Выбрать главу

Кузьминишна замолчала, и опять далеко и гулко ухнуло за окнами, так что затряслась печка. Лена потянула нянечку за тесемку повойника.

— А чем жить, чем жить? И тебя, хворую, поднимать надо, да и самой… И вспомнила я, доченька, ту пору, когда еще у Лизаньки, мамы твоей, в кормилицах не жила. Машенька, дочка моя, тогда только народилась, а мужик у меня помер. И пошла я, помню, из деревни к господам в соседнее имение, в ноги поклонилась: дозвольте поле барское с-под картошки перерыть, может, насбираю чего. И что ты думаешь, доченька? Пять мешков своими руками по картошине выбрала!.. — Кузьминишна повернулась к Лене и громко, блестя из-под седых бровей глазами, проговорила: — Смотри, доченька! Так и тут я который день, как рассветет, на чужих огородах кротом роюсь. Люди здесь незлые, допускают. А я насбираю — да в избу занесу. Спасибо, мешки в подполе были…

Кузьминишна засмеялась и смахнула со щеки слезу. За окном опять рвануло и покатилось. Лена давно уже спала, разметав бессильные руки. На лице у нее проступал румянец. Кузьминишна поправила ее свесившуюся руку, вернулась к окну. Оно быстро розовело и нежно позванивало — над полем поднималось большое зарево. И вдруг совсем близко лопнуло и застрекотало что-то.

Кузьминишна схватилась за раму: по улице тяжело проскакали на лошадях несколько человек в незнакомых зеленых шинелях и развевающихся башлыках. В дверь застучали громко, дернули засов… Кузьминишна бросилась в сени.
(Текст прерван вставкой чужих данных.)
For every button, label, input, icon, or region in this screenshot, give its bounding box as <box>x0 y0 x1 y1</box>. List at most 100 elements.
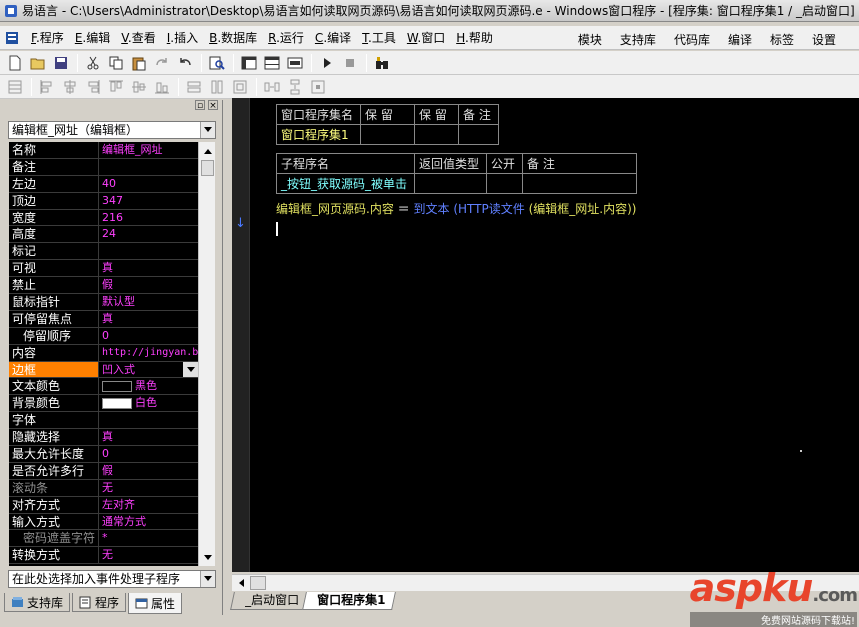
property-value[interactable]: 编辑框_网址 <box>99 142 198 158</box>
property-value[interactable]: 真 <box>99 429 198 445</box>
property-value[interactable]: 216 <box>99 210 198 226</box>
property-value[interactable]: 40 <box>99 176 198 192</box>
property-value[interactable]: 凹入式 <box>99 361 198 378</box>
property-value[interactable]: 白色 <box>99 395 198 411</box>
panel-float-button[interactable]: ▫ <box>195 100 205 111</box>
property-row[interactable]: 转换方式无 <box>9 547 198 565</box>
property-row[interactable]: 滚动条无 <box>9 479 198 497</box>
undo-button[interactable] <box>174 53 196 73</box>
property-value[interactable]: 假 <box>99 277 198 293</box>
subroutine-name-cell[interactable]: _按钮_获取源码_被单击 <box>276 173 415 194</box>
layout-1-button[interactable] <box>238 53 260 73</box>
property-value[interactable] <box>99 412 198 428</box>
property-value[interactable] <box>99 243 198 259</box>
panel-close-button[interactable]: × <box>208 100 218 111</box>
save-button[interactable] <box>50 53 72 73</box>
table-cell[interactable] <box>486 173 523 194</box>
table-cell[interactable] <box>458 124 499 145</box>
align-tool-button[interactable] <box>4 77 26 97</box>
same-width-button[interactable] <box>183 77 205 97</box>
find-button[interactable] <box>206 53 228 73</box>
tab-support-lib[interactable]: 支持库 <box>4 593 71 612</box>
align-right-button[interactable] <box>82 77 104 97</box>
layout-2-button[interactable] <box>261 53 283 73</box>
align-top-button[interactable] <box>105 77 127 97</box>
menu-support-lib[interactable]: 支持库 <box>611 29 665 50</box>
property-value[interactable]: 24 <box>99 226 198 242</box>
property-row[interactable]: 背景颜色 白色 <box>9 395 198 413</box>
property-row[interactable]: 可视真 <box>9 260 198 278</box>
same-height-button[interactable] <box>206 77 228 97</box>
property-row[interactable]: 是否允许多行假 <box>9 462 198 480</box>
component-select[interactable]: 编辑框_网址（编辑框） <box>8 121 216 139</box>
property-value[interactable]: 真 <box>99 260 198 276</box>
property-row[interactable]: 备注 <box>9 158 198 176</box>
property-value[interactable]: 真 <box>99 311 198 327</box>
property-row[interactable]: 鼠标指针 默认型 <box>9 294 198 311</box>
property-row[interactable]: 文本颜色 黑色 <box>9 378 198 396</box>
table-cell[interactable] <box>522 173 637 194</box>
table-cell[interactable] <box>414 173 487 194</box>
chevron-down-icon[interactable] <box>200 122 215 138</box>
property-row[interactable]: 顶边 347 <box>9 192 198 210</box>
menu-program[interactable]: F.程序 <box>26 27 69 48</box>
property-row-selected[interactable]: 边框 凹入式 <box>9 361 198 379</box>
code-line[interactable]: 编辑框_网页源码.内容 ＝ 到文本 (HTTP读文件 (编辑框_网址.内容)) <box>276 200 637 217</box>
property-row[interactable]: 隐藏选择真 <box>9 429 198 447</box>
property-row[interactable]: 输入方式 通常方式 <box>9 513 198 531</box>
property-row[interactable]: 标记 <box>9 243 198 261</box>
align-bottom-button[interactable] <box>151 77 173 97</box>
binoculars-button[interactable] <box>371 53 393 73</box>
menu-help[interactable]: H.帮助 <box>451 27 498 48</box>
property-row[interactable]: 对齐方式 左对齐 <box>9 496 198 514</box>
menu-settings[interactable]: 设置 <box>803 29 845 50</box>
tab-program[interactable]: 程序 <box>72 593 127 612</box>
table-cell[interactable] <box>360 124 415 145</box>
chevron-down-icon[interactable] <box>200 571 215 587</box>
menu-edit[interactable]: E.编辑 <box>70 27 115 48</box>
table-cell[interactable] <box>414 124 459 145</box>
property-value[interactable]: 347 <box>99 193 198 209</box>
align-center-button[interactable] <box>59 77 81 97</box>
open-button[interactable] <box>27 53 49 73</box>
menu-database[interactable]: B.数据库 <box>204 27 262 48</box>
property-row[interactable]: 最大允许长度 0 <box>9 446 198 463</box>
property-value[interactable]: 通常方式 <box>99 514 198 530</box>
panel-splitter[interactable] <box>224 100 232 615</box>
property-value[interactable]: 默认型 <box>99 294 198 310</box>
menu-window[interactable]: W.窗口 <box>402 27 450 48</box>
align-middle-button[interactable] <box>128 77 150 97</box>
tab-window-assembly[interactable]: 窗口程序集1 <box>302 592 397 610</box>
run-button[interactable] <box>316 53 338 73</box>
menu-tags[interactable]: 标签 <box>761 29 803 50</box>
menu-build[interactable]: 编译 <box>719 29 761 50</box>
v-space-button[interactable] <box>284 77 306 97</box>
menu-modules[interactable]: 模块 <box>569 29 611 50</box>
event-select[interactable]: 在此处选择加入事件处理子程序 <box>8 570 216 588</box>
assembly-name-cell[interactable]: 窗口程序集1 <box>276 124 361 145</box>
property-row[interactable]: 字体 <box>9 412 198 430</box>
menu-code-lib[interactable]: 代码库 <box>665 29 719 50</box>
chevron-down-icon[interactable] <box>183 361 198 378</box>
tab-startup-window[interactable]: _启动窗口 <box>230 592 310 610</box>
property-value[interactable]: 无 <box>99 547 198 563</box>
menu-run[interactable]: R.运行 <box>263 27 309 48</box>
property-value[interactable]: 无 <box>99 480 198 496</box>
copy-button[interactable] <box>105 53 127 73</box>
property-row[interactable]: 内容 http://jingyan.b <box>9 344 198 362</box>
property-row[interactable]: 高度 24 <box>9 226 198 244</box>
center-button[interactable] <box>307 77 329 97</box>
scroll-left-icon[interactable] <box>232 575 249 591</box>
new-file-button[interactable] <box>4 53 26 73</box>
menu-view[interactable]: V.查看 <box>116 27 161 48</box>
same-size-button[interactable] <box>229 77 251 97</box>
property-value[interactable]: 左对齐 <box>99 497 198 513</box>
stop-button[interactable] <box>339 53 361 73</box>
tab-properties[interactable]: 属性 <box>128 593 183 614</box>
property-scrollbar[interactable] <box>198 142 215 566</box>
property-value[interactable] <box>99 159 198 175</box>
redo-button[interactable] <box>151 53 173 73</box>
paste-button[interactable] <box>128 53 150 73</box>
property-value[interactable]: 假 <box>99 463 198 479</box>
property-row[interactable]: 停留顺序 0 <box>9 327 198 345</box>
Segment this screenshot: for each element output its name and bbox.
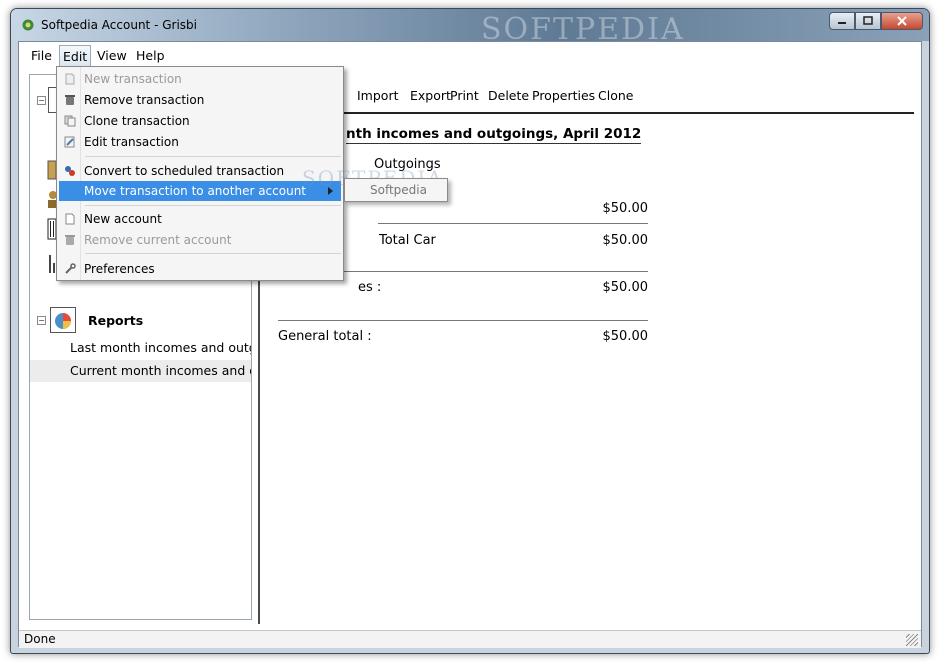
menu-remove-transaction[interactable]: Remove transaction	[59, 90, 341, 110]
menu-label: Remove current account	[84, 233, 232, 247]
menu-edit-transaction[interactable]: Edit transaction	[59, 132, 341, 152]
menu-new-transaction[interactable]: New transaction	[59, 69, 341, 89]
menu-separator	[85, 205, 341, 206]
total-outgoings-amount: $50.00	[602, 280, 649, 295]
minimize-button[interactable]	[829, 12, 855, 30]
close-button[interactable]	[881, 12, 923, 30]
total-car-amount: $50.00	[602, 233, 649, 248]
window-title: Softpedia Account - Grisbi	[41, 18, 197, 32]
resize-grip-icon[interactable]	[906, 634, 918, 646]
collapse-icon[interactable]: −	[37, 96, 46, 105]
menu-view[interactable]: View	[97, 48, 127, 63]
menu-file[interactable]: File	[31, 48, 52, 63]
report-item-selected[interactable]: Current month incomes and outgoings	[30, 360, 251, 382]
preferences-icon	[65, 263, 76, 274]
delete-button[interactable]: Delete	[488, 88, 529, 103]
total-outgoings-label: es :	[358, 280, 382, 295]
menu-label: Remove transaction	[84, 93, 205, 107]
menu-label: New transaction	[84, 72, 182, 86]
minimize-icon	[838, 22, 846, 24]
print-button[interactable]: Print	[450, 88, 479, 103]
general-total-amount: $50.00	[602, 329, 649, 344]
new-transaction-icon	[65, 73, 75, 85]
menu-label: Move transaction to another account	[84, 184, 307, 198]
menu-preferences[interactable]: Preferences	[59, 259, 341, 279]
menu-label: Convert to scheduled transaction	[84, 164, 285, 178]
menu-edit[interactable]: Edit	[59, 45, 92, 68]
reports-label[interactable]: Reports	[88, 313, 143, 328]
clone-button[interactable]: Clone	[598, 88, 633, 103]
edit-icon	[64, 136, 75, 148]
new-account-icon	[65, 213, 75, 225]
menu-label: Edit transaction	[84, 135, 179, 149]
reports-icon	[50, 307, 76, 333]
total-car-label: Total Car	[379, 233, 436, 248]
menu-label: New account	[84, 212, 162, 226]
properties-button[interactable]: Properties	[532, 88, 595, 103]
pie-chart-icon	[55, 313, 71, 329]
maximize-button[interactable]	[855, 12, 881, 30]
menu-label: Clone transaction	[84, 114, 190, 128]
divider	[278, 320, 648, 321]
report-title: nth incomes and outgoings, April 2012	[346, 126, 642, 144]
trash-icon	[65, 95, 75, 105]
report-pane: Import Export Print Delete Properties Cl…	[258, 74, 918, 624]
status-text: Done	[24, 632, 56, 646]
menu-clone-transaction[interactable]: Clone transaction	[59, 111, 341, 131]
report-item[interactable]: Last month incomes and outgoings	[30, 337, 251, 359]
accounts-icon	[48, 87, 56, 113]
submenu-account-softpedia[interactable]: Softpedia	[370, 183, 427, 197]
menu-separator	[85, 253, 341, 254]
menu-remove-account[interactable]: Remove current account	[59, 230, 341, 250]
app-icon	[22, 19, 34, 31]
menu-move-transaction[interactable]: Move transaction to another account	[59, 181, 341, 201]
menu-separator	[85, 156, 341, 157]
title-bar: SOFTPEDIA Softpedia Account - Grisbi	[11, 9, 929, 47]
account-submenu: Softpedia	[344, 178, 448, 202]
schedule-icon	[65, 166, 75, 176]
general-total-label: General total :	[278, 329, 372, 344]
menu-help[interactable]: Help	[136, 48, 165, 63]
collapse-icon[interactable]: −	[37, 316, 46, 325]
copy-icon	[64, 115, 76, 127]
menu-new-account[interactable]: New account	[59, 209, 341, 229]
divider	[378, 223, 648, 224]
edit-menu: New transaction Remove transaction Clone…	[56, 66, 344, 281]
close-icon	[897, 16, 907, 26]
toolbar-divider	[266, 112, 914, 114]
menu-convert-scheduled[interactable]: Convert to scheduled transaction	[59, 161, 341, 181]
row-amount: $50.00	[602, 201, 649, 216]
import-button[interactable]: Import	[357, 88, 399, 103]
status-bar: Done	[19, 630, 921, 648]
export-button[interactable]: Export	[410, 88, 451, 103]
menu-label: Preferences	[84, 262, 155, 276]
trash-icon	[65, 235, 75, 245]
maximize-icon	[863, 16, 873, 25]
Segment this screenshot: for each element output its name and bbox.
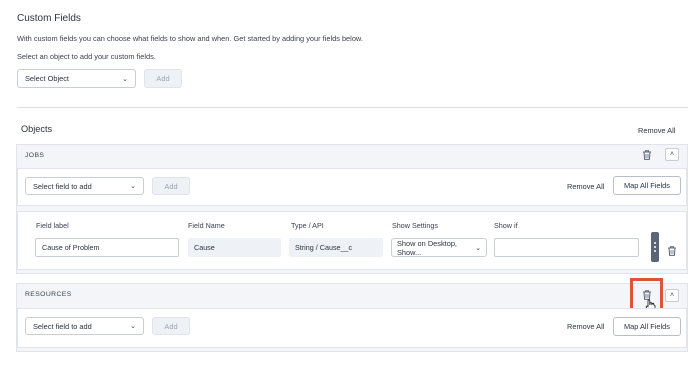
show-settings-dropdown[interactable]: Show on Desktop, Show... ⌄ xyxy=(391,238,487,257)
resources-select-field-value: Select field to add xyxy=(33,321,92,331)
jobs-heading: JOBS xyxy=(25,152,45,159)
chevron-down-icon: ⌄ xyxy=(122,75,128,83)
jobs-add-field-button[interactable]: Add xyxy=(152,177,190,195)
row-delete-button[interactable] xyxy=(666,245,678,259)
resources-select-field-dropdown[interactable]: Select field to add ⌄ xyxy=(25,317,144,335)
jobs-collapse-button[interactable]: ˄ xyxy=(665,148,679,161)
jobs-delete-button[interactable] xyxy=(641,149,653,163)
add-object-button[interactable]: Add xyxy=(144,69,182,88)
remove-all-objects-link[interactable]: Remove All xyxy=(638,126,675,135)
column-header-type-api: Type / API xyxy=(291,221,324,230)
section-divider xyxy=(17,107,688,108)
resources-collapse-button[interactable]: ˄ xyxy=(665,289,679,302)
chevron-down-icon: ⌄ xyxy=(475,244,481,252)
column-header-field-name: Field Name xyxy=(188,221,225,230)
jobs-select-field-value: Select field to add xyxy=(33,181,92,191)
resources-remove-all-link[interactable]: Remove All xyxy=(567,322,604,331)
resources-add-field-button[interactable]: Add xyxy=(152,317,190,335)
type-api-value: String / Cause__c xyxy=(289,238,383,257)
drag-handle-icon[interactable] xyxy=(651,232,659,262)
chevron-up-icon: ˄ xyxy=(669,151,675,158)
chevron-down-icon: ⌄ xyxy=(130,183,136,190)
page-description: With custom fields you can choose what f… xyxy=(17,34,363,43)
show-if-input[interactable] xyxy=(494,238,639,257)
show-settings-value: Show on Desktop, Show... xyxy=(397,238,457,257)
jobs-remove-all-link[interactable]: Remove All xyxy=(567,182,604,191)
column-header-show-settings: Show Settings xyxy=(392,221,438,230)
select-object-hint: Select an object to add your custom fiel… xyxy=(17,52,156,61)
page-title: Custom Fields xyxy=(17,13,81,24)
jobs-map-all-fields-button[interactable]: Map All Fields xyxy=(613,176,681,195)
select-object-dropdown[interactable]: Select Object ⌄ xyxy=(17,69,136,88)
resources-heading: RESOURCES xyxy=(25,291,72,298)
trash-icon xyxy=(643,150,651,160)
resources-map-all-fields-button[interactable]: Map All Fields xyxy=(613,317,681,336)
select-object-value: Select Object xyxy=(25,74,69,83)
column-header-show-if: Show if xyxy=(494,221,518,230)
objects-title: Objects xyxy=(21,124,53,134)
chevron-up-icon: ˄ xyxy=(669,292,675,299)
trash-icon xyxy=(668,246,676,256)
jobs-select-field-dropdown[interactable]: Select field to add ⌄ xyxy=(25,177,144,195)
field-label-input[interactable]: Cause of Problem xyxy=(35,238,179,257)
column-header-field-label: Field label xyxy=(36,221,69,230)
field-name-value: Cause xyxy=(188,238,281,257)
chevron-down-icon: ⌄ xyxy=(130,323,136,330)
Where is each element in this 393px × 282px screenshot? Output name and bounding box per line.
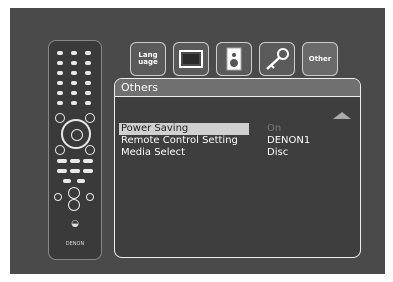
dpad-icon: [61, 119, 91, 149]
tab-language[interactable]: Lang uage: [130, 42, 166, 76]
key-icon: [266, 48, 289, 70]
setting-row-power-saving[interactable]: Power Saving On: [119, 123, 357, 135]
tab-ratings[interactable]: [259, 42, 295, 76]
setting-label: Media Select: [121, 147, 186, 158]
tab-audio[interactable]: [216, 42, 252, 76]
tab-language-label: Lang uage: [138, 51, 158, 66]
frame: ◒ DENON Lang uage Other Others Power Sav…: [0, 0, 393, 282]
bluray-logo-icon: ◒: [71, 219, 79, 229]
setting-label: Power Saving: [119, 123, 249, 135]
tab-other-label: Other: [308, 54, 332, 63]
tab-other[interactable]: Other: [302, 42, 338, 76]
setting-label: Remote Control Setting: [121, 135, 238, 146]
remote-control-image: ◒ DENON: [48, 40, 102, 260]
setting-row-media-select[interactable]: Media Select Disc: [119, 147, 357, 159]
scroll-up-icon[interactable]: [333, 112, 351, 119]
panel-title: Others: [115, 79, 360, 97]
remote-brand: DENON: [65, 241, 85, 247]
tv-icon: [179, 50, 203, 68]
speaker-icon: [226, 47, 242, 71]
settings-panel: Others Power Saving On Remote Control Se…: [114, 78, 361, 258]
setting-value: On: [267, 123, 282, 134]
tab-video[interactable]: [173, 42, 209, 76]
setting-value: DENON1: [267, 135, 311, 146]
setting-row-remote-control[interactable]: Remote Control Setting DENON1: [119, 135, 357, 147]
setting-value: Disc: [267, 147, 289, 158]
— Пустите, кто здесь живой! — рвался умоляющий голос. — Схороните, ловят…

Кузьминишна скинула засов. Кто-то в распахнутой шинели ворвался в избу. Повалился на лавку, стал сдирать с себя погоны. Лицо у вбежавшего было красное, точно обмороженное, но не грубое и странно знакомое.

— Нянечка, она, — ясно сказала с печки Лена.

Кузьминишна прижала к груди руки. Светлые кудряшки высыпались у вбежавшего из-под фуражки. Тонкая, не мужская рука судорожно шарила пальцами у ворота.

— Чего глядишь, бабка! Я это, этапная… Снова встретились! — хрипло сказала женщина-солдат и, упав головой на лавку, в голос зарыдала.

За стеной треснуло что-то, распахнувшуюся дверь чуть не сорвало с петель. Кузьминишна выбежала, задвинула засов, вернулась. В избе отдавался топот скачущих через станицу лошадей.

— Выпустила. Своими руками выпустила! — горько сказала женщина-солдат. — На расстрел их приговорили, меня в охрану, я и выпустила… Не могу!

— Кого выпустила, горе мое?

— Красноармейцев пленных. Они раненые, а их штыками… Не могу.

Опустив голову, Кузьминишна молчала.

— Куда ж сама-то теперь? — скорбно и жалостно спросила она.

Женщина-солдат, тяжело дыша, смотрела на печку.

— Не словят — домой пойду… Живая этим зверям не дамся! Отвоевалась за них, хватит, открылись глаза… Ленка твоя там, никак?.. Правду искать пойду! На хутор, за Армавир, может, и цел еще. И ты, бабка, тикай, белые станицу жечь будут, — зачем жители красных прятали.

— Так мы же… Хворая она еще, куда же?

— Тикай, говорю, здесь вовсе пропадете! Юбки у тебя лишней нету?

Кузьминишна зашла за печку, повозилась там, вернулась похудевшая, с поневой в руке. Лена, прижавшись к печке, смотрела вниз.

— Значит, уходить? — с тоской переспросила Кузьминишна, когда женщина-солдат, сменив брюки на юбку и повязавшись нянечкиным же платком, превратилась в обыкновенную женщину.

— Уходить, жизнь собачья. Хочешь, до Армавира вместе? Отсюда недалеко, на разъезде порожняк стоит, теплушки… Доберемся, схоронимся, вроде беженцы.

— Лену, Леночку-то как, говорю? Слава одна, что получшело ей!

— Тут все одно нельзя.

— Да одеть-то ее во что?

— На вот, шинель рви!

— А картошка? — Кузьминишна гладила уставленные на полу мешки.

— Не до картошки теперь, слышишь? — крикнула женщина-солдат.